The final rule requires short-term plans to provide a notice telling consumers to “Be Sure To Check Your Policy Carefully To Make Sure You Understand What The Policy Does And Doesn’t Cover,” but that’s a very scant protection against these fine-print exclusions.
- Preexisting condition exclusions and denials are the norm for short-term policies. For instance, fine print often says a policy won’t cover anything for which the consumer got medical care or advice about in the last five years. Moreover, even if the consumer didn’t seek care, if they had any symptoms in the last five years, their condition won’t be covered.Beyond just denying care, short-term insurers can refuse to sell applicants a policy altogether. Short-term insurers are allowed to ask lots of questions about an applicant’s health status. If they don’t like what they find out, they are not required to sell the individual or family a policy.
- The insurer could retroactively cancel (rescind) a short-term policy. Before the Affordable Care Act (ACA), health insurers sometimes retroactively cancelled health insurance policies, refusing to pay for any health care if the person had any undisclosed health conditions before they bought the policy – even if the person did not know they had a condition. This left consumers on the hook for major expenses.For instance, before the ACA, when one patient developed lymphoma, his health insurer dug up a past, unrelated instance of gallstones (which the patient did not know about and had not disclosed) and so rescinded the policy. Health insurance “rescissions” – as they are called –are now illegal except in cases of fraud or intentional misrepresentation, but this federal protection does not apply to short-term policies.

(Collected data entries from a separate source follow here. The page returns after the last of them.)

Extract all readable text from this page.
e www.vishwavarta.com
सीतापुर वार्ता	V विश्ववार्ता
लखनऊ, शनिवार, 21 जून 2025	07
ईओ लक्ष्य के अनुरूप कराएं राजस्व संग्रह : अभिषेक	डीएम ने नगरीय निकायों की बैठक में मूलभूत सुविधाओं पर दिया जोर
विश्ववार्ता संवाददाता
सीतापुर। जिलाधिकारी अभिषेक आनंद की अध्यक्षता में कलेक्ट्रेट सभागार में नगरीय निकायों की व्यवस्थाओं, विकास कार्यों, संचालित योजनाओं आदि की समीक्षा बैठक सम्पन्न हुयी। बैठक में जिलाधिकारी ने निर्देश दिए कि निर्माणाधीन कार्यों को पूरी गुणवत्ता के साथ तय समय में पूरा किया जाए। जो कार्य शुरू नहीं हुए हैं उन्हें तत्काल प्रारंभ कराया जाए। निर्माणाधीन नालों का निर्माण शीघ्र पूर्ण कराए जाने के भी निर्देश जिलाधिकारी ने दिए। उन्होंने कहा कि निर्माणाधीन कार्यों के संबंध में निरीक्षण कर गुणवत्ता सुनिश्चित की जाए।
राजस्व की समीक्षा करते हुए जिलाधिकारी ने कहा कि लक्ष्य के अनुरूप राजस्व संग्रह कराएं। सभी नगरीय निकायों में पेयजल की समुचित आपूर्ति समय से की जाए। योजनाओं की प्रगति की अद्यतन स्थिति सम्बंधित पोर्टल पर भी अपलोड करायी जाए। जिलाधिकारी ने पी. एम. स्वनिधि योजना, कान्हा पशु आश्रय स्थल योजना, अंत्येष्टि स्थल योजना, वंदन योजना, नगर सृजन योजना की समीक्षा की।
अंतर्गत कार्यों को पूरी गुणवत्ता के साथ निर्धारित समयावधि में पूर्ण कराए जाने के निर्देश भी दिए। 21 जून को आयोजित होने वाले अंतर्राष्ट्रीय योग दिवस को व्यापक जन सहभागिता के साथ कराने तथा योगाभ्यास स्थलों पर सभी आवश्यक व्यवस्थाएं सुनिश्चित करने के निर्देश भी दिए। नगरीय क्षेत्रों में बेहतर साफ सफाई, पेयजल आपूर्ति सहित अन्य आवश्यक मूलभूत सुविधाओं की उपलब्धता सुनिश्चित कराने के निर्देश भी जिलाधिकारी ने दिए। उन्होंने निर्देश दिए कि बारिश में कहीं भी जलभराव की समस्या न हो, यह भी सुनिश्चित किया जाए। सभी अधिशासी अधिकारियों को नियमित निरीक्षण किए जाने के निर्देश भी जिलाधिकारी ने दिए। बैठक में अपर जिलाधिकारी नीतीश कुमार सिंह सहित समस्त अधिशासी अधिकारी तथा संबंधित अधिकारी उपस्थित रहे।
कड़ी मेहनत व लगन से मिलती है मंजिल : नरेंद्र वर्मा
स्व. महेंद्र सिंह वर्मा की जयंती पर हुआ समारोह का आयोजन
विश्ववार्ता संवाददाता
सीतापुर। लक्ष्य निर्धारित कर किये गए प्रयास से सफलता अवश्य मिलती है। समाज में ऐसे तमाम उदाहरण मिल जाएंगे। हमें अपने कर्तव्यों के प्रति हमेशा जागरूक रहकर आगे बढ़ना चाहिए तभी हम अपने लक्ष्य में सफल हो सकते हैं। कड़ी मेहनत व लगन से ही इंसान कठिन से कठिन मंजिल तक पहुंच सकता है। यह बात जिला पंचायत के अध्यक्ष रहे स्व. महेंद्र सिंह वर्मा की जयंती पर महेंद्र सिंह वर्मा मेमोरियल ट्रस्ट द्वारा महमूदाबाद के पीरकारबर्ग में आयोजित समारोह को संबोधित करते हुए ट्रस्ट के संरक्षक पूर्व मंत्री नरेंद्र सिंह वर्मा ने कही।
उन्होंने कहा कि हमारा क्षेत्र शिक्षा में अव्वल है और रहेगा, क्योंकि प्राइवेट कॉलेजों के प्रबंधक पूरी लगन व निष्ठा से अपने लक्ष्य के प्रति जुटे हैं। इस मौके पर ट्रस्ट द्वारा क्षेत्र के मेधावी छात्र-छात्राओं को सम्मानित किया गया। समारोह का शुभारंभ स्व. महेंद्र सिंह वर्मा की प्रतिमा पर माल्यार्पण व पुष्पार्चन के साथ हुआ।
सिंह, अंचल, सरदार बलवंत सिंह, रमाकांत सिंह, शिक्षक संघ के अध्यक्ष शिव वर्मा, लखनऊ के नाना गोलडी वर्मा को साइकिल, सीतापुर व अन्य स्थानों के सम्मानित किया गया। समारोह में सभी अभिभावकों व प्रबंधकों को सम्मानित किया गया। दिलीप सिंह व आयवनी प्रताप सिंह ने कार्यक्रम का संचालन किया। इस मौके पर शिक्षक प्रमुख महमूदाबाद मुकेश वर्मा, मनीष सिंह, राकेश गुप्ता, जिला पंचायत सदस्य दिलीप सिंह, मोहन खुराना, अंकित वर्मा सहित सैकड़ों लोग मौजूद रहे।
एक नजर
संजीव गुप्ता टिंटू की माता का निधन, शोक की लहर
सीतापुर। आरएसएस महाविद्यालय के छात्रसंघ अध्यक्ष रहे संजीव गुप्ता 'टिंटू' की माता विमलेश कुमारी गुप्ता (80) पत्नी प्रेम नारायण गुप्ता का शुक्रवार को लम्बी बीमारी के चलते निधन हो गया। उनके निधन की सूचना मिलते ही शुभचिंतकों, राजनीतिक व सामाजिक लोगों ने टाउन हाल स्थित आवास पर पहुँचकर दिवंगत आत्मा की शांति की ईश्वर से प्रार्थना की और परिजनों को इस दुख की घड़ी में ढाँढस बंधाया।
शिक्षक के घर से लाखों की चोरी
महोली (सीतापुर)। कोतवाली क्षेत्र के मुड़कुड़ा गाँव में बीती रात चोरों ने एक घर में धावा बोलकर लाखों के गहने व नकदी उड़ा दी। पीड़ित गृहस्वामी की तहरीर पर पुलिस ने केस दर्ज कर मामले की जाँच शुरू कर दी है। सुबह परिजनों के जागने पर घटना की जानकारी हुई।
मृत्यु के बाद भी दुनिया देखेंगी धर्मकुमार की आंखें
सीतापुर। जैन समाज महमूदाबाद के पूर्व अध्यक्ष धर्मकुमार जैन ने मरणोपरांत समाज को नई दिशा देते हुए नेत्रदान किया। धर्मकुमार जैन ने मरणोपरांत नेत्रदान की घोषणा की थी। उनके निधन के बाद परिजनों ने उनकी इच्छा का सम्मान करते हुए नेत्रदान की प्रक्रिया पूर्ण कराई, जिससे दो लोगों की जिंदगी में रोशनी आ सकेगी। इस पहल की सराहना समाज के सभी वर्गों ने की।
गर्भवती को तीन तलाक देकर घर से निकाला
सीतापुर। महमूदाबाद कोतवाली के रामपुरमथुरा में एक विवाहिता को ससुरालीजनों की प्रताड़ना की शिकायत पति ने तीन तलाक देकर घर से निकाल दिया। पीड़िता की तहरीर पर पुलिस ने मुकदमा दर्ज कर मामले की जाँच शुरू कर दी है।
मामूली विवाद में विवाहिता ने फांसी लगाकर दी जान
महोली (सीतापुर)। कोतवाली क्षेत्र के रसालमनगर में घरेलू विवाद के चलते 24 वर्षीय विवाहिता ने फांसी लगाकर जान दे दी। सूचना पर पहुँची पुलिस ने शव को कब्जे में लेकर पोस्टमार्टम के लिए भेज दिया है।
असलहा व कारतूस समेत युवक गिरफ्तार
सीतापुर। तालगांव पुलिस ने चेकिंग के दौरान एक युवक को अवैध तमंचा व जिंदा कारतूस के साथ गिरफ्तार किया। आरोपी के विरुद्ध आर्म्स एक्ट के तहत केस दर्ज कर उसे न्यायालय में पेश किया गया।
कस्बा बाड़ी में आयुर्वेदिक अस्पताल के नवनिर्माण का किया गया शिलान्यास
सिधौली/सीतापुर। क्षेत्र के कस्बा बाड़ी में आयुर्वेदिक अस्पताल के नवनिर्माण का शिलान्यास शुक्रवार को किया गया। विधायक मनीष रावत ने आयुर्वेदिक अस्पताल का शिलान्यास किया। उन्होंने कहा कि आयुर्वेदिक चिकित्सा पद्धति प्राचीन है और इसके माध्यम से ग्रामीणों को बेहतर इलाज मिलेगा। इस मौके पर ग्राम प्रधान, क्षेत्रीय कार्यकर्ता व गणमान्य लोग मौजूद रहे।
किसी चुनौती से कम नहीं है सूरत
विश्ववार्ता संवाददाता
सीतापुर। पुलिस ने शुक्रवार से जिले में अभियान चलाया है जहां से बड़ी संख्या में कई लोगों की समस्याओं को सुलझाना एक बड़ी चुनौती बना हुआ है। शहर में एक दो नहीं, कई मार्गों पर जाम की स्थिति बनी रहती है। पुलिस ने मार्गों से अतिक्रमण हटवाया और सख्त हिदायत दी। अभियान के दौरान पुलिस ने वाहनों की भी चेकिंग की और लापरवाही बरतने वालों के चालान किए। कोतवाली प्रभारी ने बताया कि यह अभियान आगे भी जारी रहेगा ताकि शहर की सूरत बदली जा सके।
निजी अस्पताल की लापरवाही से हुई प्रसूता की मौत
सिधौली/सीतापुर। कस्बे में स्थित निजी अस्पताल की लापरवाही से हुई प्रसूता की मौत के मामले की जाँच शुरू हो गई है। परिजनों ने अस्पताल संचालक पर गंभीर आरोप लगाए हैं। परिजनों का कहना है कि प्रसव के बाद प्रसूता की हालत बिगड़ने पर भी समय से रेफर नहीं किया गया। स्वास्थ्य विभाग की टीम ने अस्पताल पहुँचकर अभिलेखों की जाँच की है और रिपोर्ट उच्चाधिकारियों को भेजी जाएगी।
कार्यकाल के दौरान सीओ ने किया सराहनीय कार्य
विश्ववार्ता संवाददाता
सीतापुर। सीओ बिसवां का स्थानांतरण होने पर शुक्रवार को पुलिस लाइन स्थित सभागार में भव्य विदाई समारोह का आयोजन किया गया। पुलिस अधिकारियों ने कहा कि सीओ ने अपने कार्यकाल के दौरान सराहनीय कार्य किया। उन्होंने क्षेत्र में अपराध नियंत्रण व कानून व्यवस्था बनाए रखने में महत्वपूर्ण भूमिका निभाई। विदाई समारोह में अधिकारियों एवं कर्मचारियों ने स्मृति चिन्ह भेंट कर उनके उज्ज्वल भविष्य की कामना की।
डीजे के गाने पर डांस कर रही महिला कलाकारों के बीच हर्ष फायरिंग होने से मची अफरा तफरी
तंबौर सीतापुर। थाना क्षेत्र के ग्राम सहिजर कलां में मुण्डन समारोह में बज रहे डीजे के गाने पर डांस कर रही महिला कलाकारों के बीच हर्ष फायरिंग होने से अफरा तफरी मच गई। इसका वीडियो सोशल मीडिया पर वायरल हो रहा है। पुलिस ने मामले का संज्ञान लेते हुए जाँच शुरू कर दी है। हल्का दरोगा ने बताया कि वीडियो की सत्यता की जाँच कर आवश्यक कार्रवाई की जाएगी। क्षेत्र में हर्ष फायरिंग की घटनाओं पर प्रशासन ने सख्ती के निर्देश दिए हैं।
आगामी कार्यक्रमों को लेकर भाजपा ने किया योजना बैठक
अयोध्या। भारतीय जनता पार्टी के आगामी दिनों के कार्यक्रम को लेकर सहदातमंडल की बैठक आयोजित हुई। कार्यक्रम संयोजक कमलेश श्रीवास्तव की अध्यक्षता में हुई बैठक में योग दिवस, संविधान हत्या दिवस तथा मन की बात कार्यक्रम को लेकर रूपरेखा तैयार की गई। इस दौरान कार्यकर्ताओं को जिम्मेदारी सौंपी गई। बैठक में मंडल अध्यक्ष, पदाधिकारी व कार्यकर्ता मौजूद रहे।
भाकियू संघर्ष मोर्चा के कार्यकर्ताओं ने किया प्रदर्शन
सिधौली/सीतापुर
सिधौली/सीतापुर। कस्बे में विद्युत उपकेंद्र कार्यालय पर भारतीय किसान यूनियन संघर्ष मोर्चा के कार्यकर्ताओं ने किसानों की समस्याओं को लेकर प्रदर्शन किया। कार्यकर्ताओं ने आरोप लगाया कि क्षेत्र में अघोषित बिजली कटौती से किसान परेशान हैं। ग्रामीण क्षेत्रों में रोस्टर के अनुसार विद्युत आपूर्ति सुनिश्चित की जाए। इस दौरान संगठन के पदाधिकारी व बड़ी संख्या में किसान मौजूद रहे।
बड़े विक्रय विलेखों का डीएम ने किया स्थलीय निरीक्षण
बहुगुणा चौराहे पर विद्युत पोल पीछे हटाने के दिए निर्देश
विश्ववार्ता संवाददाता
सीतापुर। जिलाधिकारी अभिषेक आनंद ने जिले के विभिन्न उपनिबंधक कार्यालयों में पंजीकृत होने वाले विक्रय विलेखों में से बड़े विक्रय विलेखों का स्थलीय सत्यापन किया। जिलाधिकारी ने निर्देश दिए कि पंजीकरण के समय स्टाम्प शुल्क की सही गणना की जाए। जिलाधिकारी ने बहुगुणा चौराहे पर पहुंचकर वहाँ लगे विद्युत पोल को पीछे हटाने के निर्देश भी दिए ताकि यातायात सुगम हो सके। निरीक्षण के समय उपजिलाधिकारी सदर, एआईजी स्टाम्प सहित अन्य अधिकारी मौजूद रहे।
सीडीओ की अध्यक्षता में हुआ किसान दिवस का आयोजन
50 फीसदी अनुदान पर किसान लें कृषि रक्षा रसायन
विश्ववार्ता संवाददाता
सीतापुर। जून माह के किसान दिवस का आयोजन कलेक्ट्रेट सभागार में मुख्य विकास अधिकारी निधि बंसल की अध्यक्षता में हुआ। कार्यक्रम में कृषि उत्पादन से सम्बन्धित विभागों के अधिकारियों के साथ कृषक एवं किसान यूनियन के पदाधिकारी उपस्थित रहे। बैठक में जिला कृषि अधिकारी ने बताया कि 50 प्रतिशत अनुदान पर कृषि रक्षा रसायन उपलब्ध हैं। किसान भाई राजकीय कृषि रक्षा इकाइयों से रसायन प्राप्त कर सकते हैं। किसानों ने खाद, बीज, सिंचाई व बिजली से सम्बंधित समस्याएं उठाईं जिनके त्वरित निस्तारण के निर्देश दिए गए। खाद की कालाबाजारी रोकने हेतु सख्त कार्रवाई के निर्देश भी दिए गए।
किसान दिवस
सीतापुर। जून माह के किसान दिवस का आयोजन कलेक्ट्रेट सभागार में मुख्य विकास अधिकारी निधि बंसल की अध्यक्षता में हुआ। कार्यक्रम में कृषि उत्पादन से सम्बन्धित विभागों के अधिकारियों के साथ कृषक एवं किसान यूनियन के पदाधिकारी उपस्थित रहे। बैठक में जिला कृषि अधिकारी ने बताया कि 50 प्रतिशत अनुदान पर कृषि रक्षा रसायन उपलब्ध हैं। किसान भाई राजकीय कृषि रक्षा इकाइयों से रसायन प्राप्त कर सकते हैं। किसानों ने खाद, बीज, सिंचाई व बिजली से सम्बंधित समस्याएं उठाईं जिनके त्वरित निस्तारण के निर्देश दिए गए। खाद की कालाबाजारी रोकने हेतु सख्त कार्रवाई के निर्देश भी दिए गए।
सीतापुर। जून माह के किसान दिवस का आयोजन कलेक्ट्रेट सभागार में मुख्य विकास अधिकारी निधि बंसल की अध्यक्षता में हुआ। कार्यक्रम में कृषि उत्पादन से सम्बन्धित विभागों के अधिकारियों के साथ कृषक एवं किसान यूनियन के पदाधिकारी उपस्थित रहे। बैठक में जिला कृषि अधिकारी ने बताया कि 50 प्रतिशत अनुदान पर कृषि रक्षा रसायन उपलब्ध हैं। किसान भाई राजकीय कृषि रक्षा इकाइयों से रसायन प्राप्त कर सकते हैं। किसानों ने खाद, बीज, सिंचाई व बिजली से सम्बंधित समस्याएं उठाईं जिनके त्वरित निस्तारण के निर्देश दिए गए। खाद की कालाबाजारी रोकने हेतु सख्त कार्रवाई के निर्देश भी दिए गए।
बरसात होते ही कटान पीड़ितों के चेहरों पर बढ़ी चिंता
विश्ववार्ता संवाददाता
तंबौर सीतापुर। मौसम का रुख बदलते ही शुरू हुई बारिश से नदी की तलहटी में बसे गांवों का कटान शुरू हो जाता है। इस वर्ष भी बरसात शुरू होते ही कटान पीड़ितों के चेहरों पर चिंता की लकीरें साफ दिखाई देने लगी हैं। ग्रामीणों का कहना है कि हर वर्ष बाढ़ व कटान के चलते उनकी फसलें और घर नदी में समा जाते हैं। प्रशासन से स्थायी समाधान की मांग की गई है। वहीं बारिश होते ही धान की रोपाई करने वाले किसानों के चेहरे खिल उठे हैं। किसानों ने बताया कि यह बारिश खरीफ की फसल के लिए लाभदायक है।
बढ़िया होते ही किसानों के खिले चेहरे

- Short-term plans can price older people and less healthy people out of the market. Short-term plans are allowed to charge older people any price that they want – they can set premiums to price them out of the market. An important ACA reform was that it set limits on premium pricing for other individual insurance policies: Insurers can’t charge older people more than three times the prices charged to younger people, and they can’t price based on health status – but these rules do not apply to short-term plans.
- Short-term insurers can make high profits at enrollees’ expense. Federal rules require real, comprehensive health insurance plans to spend most premium dollars on actual health care and quality improvement, as opposed to profits and overhead, but this rule does not apply to short-term insurance. Short-term insurers can profit as much as they like on enrollees’ premium dollars and give them little protection in return.
- Short-term insurance sales can undermine the market for comprehensive coverage. People who know they will need care would be foolish to buy short-term policies, and in fact, are likely to be denied short-term plans. But if healthier consumers buy short-term policies and sicker people buy comprehensive plans, the price of comprehensive coverage will escalate, because premiums for comprehensive plans will have to cover the expenses of a sicker population.
- Short-term plans puts consumers at risk of incurring medical debt. Before the Affordable Care Act, hundreds of thousands of Americans a year declared bankruptcy because they didn’t have coverage for critical services and, therefore, didn’t have real financial protection. Since passage of the ACA, the number of bankruptcies has been cut in half. This new rule will cause thousands of families to lose everything they’ve worked so hard for when they are struck by illness or injury and their health plan does not protect them from financial ruin.Federal and state regulators should protect consumers from these problems. They should restrict short-term policies, not encourage them to proliferate. Short-term policies are not a substitute for meaningful health insurance.